The game even gives you the option to take a separate path in some cases. If there's a fork in the road so to speak, you can each branch off and cover a different route - of course, most routes will reconnect before the climax, and both players need to be present to access key areas in the story. Flanking enemies also helped the co-op team in general, distracting and scoping out enemies from a different vantage point worked great. Some areas are just too well guarded to access without raising an alarm. Having a buddy scope out, neutralize, or even as a simple spotter really made these areas in the game a lot easier.

With co-op it's often expected that you receive whatever you personally collect i.e. equipment, and soldiers that you tag with Fulton extraction should belong to whoever tags them. With Peace Walker you get one better. Everyone tagged on the field is received by both co-op players. In other words, if I tag 4 guys, and my co-op buddy tags 6 guys, we both get 10 guys in our individual bases. It seemed like items like rations and ammo were divvied up as well, but that one was harder to confirm since we didn't count the boxes we picked up. This added a lot to collecting enemies, and made it beneficial for us to momentarily split up and collect soldiers in other areas of the map.

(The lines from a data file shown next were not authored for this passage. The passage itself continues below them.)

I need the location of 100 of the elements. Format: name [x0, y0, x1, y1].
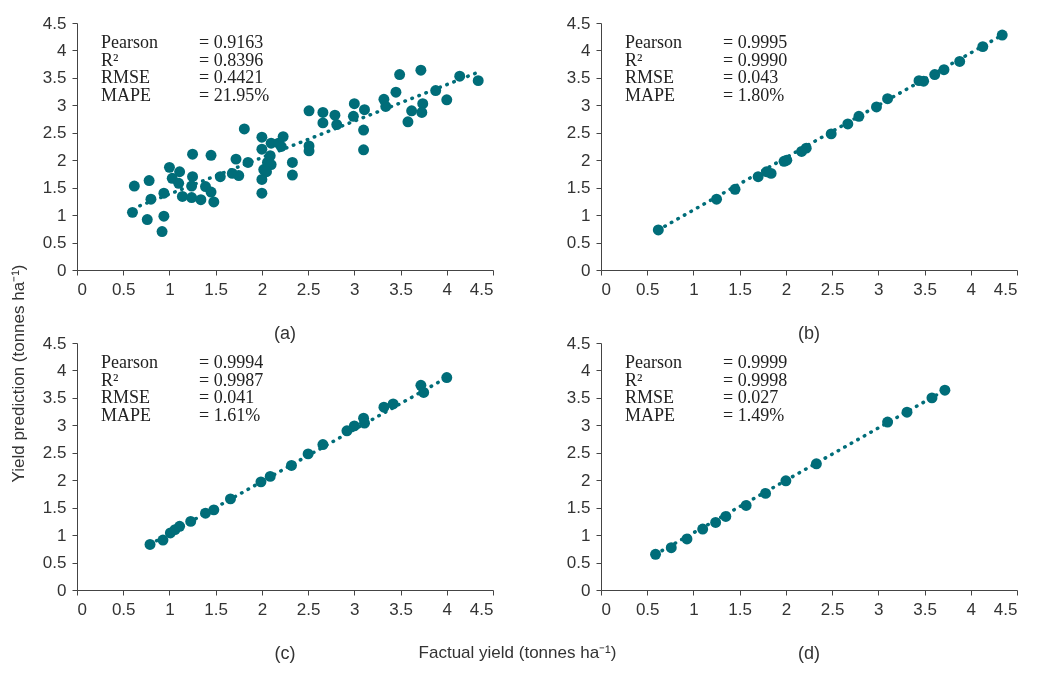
text: RMSE = 0.027: [625, 387, 779, 407]
text: R² = 0.9998: [625, 369, 788, 390]
x-tick-label: 2: [257, 599, 268, 619]
x-tick-label: 1: [165, 279, 175, 299]
x-tick-label: 4: [966, 599, 977, 619]
text: (b): [798, 323, 820, 343]
y-tick-label: 3.5: [42, 388, 67, 408]
x-tick-label: 1: [165, 599, 175, 619]
y-tick-label: 4: [581, 40, 591, 60]
text: MAPE = 1.61%: [101, 404, 261, 425]
x-tick-label: 4: [442, 599, 453, 619]
y-tick-label: 4: [57, 40, 67, 60]
x-tick-label: 3: [350, 279, 360, 299]
x-tick-label: 0.5: [635, 599, 660, 619]
y-tick-label: 0.5: [42, 553, 67, 573]
y-tick-label: 3.5: [42, 68, 67, 88]
y-tick-label: 0.5: [42, 233, 67, 253]
y-tick-label: 2: [581, 150, 591, 170]
y-tick-label: 2.5: [42, 443, 67, 463]
x-tick-label: 2: [781, 599, 792, 619]
text: R² = 0.8396: [101, 49, 264, 70]
x-tick-label: 1.5: [204, 599, 228, 619]
x-tick-label: 4.5: [993, 279, 1018, 299]
y-tick-label: 2.5: [566, 443, 591, 463]
y-tick-label: 3: [57, 95, 67, 115]
x-tick-label: 2.5: [820, 279, 845, 299]
y-tick-label: 4.5: [566, 13, 591, 33]
y-tick-label: 0: [57, 260, 67, 280]
y-tick-label: 4: [581, 360, 591, 380]
x-tick-label: 0: [601, 599, 611, 619]
text: RMSE = 0.4421: [101, 67, 264, 87]
x-tick-label: 3: [874, 599, 884, 619]
y-tick-label: 1.5: [42, 498, 67, 518]
y-tick-label: 2: [57, 470, 67, 490]
text: MAPE = 1.49%: [625, 404, 785, 425]
x-tick-label: 0.5: [111, 599, 136, 619]
y-tick-label: 2: [57, 150, 67, 170]
x-tick-label: 4.5: [469, 599, 494, 619]
x-tick-label: 3.5: [913, 279, 937, 299]
x-tick-label: 1: [689, 279, 699, 299]
y-tick-label: 1: [581, 525, 591, 545]
x-tick-label: 3.5: [389, 279, 413, 299]
y-tick-label: 4.5: [42, 333, 67, 353]
y-tick-label: 1: [57, 205, 67, 225]
y-tick-label: 3: [57, 415, 67, 435]
x-tick-label: 1.5: [728, 599, 752, 619]
text: (a): [274, 323, 296, 343]
y-tick-label: 4.5: [566, 333, 591, 353]
x-tick-label: 4.5: [469, 279, 494, 299]
text: RMSE = 0.041: [101, 387, 255, 407]
y-tick-label: 4: [57, 360, 67, 380]
text: RMSE = 0.043: [625, 67, 779, 87]
x-tick-label: 1: [689, 599, 699, 619]
y-tick-label: 3.5: [566, 388, 591, 408]
y-tick-label: 0: [581, 580, 591, 600]
y-tick-label: 0.5: [566, 233, 591, 253]
x-tick-label: 0: [601, 279, 611, 299]
x-tick-label: 4: [442, 279, 453, 299]
text: MAPE = 1.80%: [625, 84, 785, 105]
y-axis-title: Yield prediction (tonnes ha⁻¹): [8, 264, 28, 483]
y-tick-label: 1: [57, 525, 67, 545]
x-tick-label: 3.5: [389, 599, 413, 619]
x-tick-label: 2.5: [296, 599, 321, 619]
y-tick-label: 0: [57, 580, 67, 600]
text: R² = 0.9987: [101, 369, 264, 390]
text: MAPE = 21.95%: [101, 84, 270, 105]
x-tick-label: 2: [781, 279, 792, 299]
x-tick-label: 2.5: [296, 279, 321, 299]
x-tick-label: 1.5: [204, 279, 228, 299]
x-tick-label: 1.5: [728, 279, 752, 299]
text: Pearson = 0.9994: [101, 352, 264, 372]
x-tick-label: 2: [257, 279, 268, 299]
text: (d): [798, 643, 820, 663]
text: R² = 0.9990: [625, 49, 788, 70]
text: Pearson = 0.9999: [625, 352, 788, 372]
y-tick-label: 1.5: [566, 178, 591, 198]
x-tick-label: 3.5: [913, 599, 937, 619]
x-axis-title: Factual yield (tonnes ha⁻¹): [418, 642, 617, 662]
y-tick-label: 2: [581, 470, 591, 490]
x-tick-label: 2.5: [820, 599, 845, 619]
text: Pearson = 0.9163: [101, 32, 264, 52]
text: Pearson = 0.9995: [625, 32, 788, 52]
y-tick-label: 1.5: [566, 498, 591, 518]
y-tick-label: 3: [581, 415, 591, 435]
x-tick-label: 4.5: [993, 599, 1018, 619]
y-tick-label: 1.5: [42, 178, 67, 198]
x-tick-label: 0.5: [635, 279, 660, 299]
x-tick-label: 4: [966, 279, 977, 299]
y-tick-label: 3.5: [566, 68, 591, 88]
y-tick-label: 2.5: [566, 123, 591, 143]
y-tick-label: 3: [581, 95, 591, 115]
y-tick-label: 4.5: [42, 13, 67, 33]
y-tick-label: 0: [581, 260, 591, 280]
y-tick-label: 0.5: [566, 553, 591, 573]
x-tick-label: 3: [874, 279, 884, 299]
x-tick-label: 0: [77, 279, 87, 299]
y-tick-label: 2.5: [42, 123, 67, 143]
text: (c): [274, 643, 296, 663]
y-tick-label: 1: [581, 205, 591, 225]
x-tick-label: 0.5: [111, 279, 136, 299]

My favorite feature in the co-op is the ability to revive fallen comrades. Say I get a little careless, walk into a tank and lose that battle. My buddy can approach my fallen body, and perform CPR. Sure that doesn't work in the real world - CPR on tank wounds, but it works perfectly in the Metal Gear world as long as you press the action button. The faster you press it, the faster I stand up again. It also added a lot to our gameplay, since we didn't have to restart the whole level every time that happened. Co-op resurrecting has become a bit of a requirement to make co-op games less frustrating, especially when playing with an overzealous partner.

In Peace Walker, the co-op felt really nice. It worked well, though coordinating a place and time to play with buddies was a bit of a hassle. Online co-op also worked, though with a bit more of a communication challenge, through the Playstation 3's AdHoc Party capabilities. I was impressed with the different elements that contributed to co-op, especially the revive and Snake Formation to keep the team together. I wish the entire story had been 4 player co-op, though the maps seemed a bit small - splitting up a 4 player team, or even the two player team when the co-op was not allowed in certain missions was a bit disheartening.

I recommend this game based on the incredible surprise (after expecting a tacked-on co-op mode), and enjoyable shared experience through the co-op. The story in Peace Walker gives a bit of a hint as to where the Metal Gear saga is headed in the future, tying up loose ends around the origins of Solid Snake and his clone-twin Liquid Snake, as well as how other characters play into the later stories. As a prequel this game gets a thumbs-up in the story as well, but can also be played as a stand-alone game if you don't have backstory.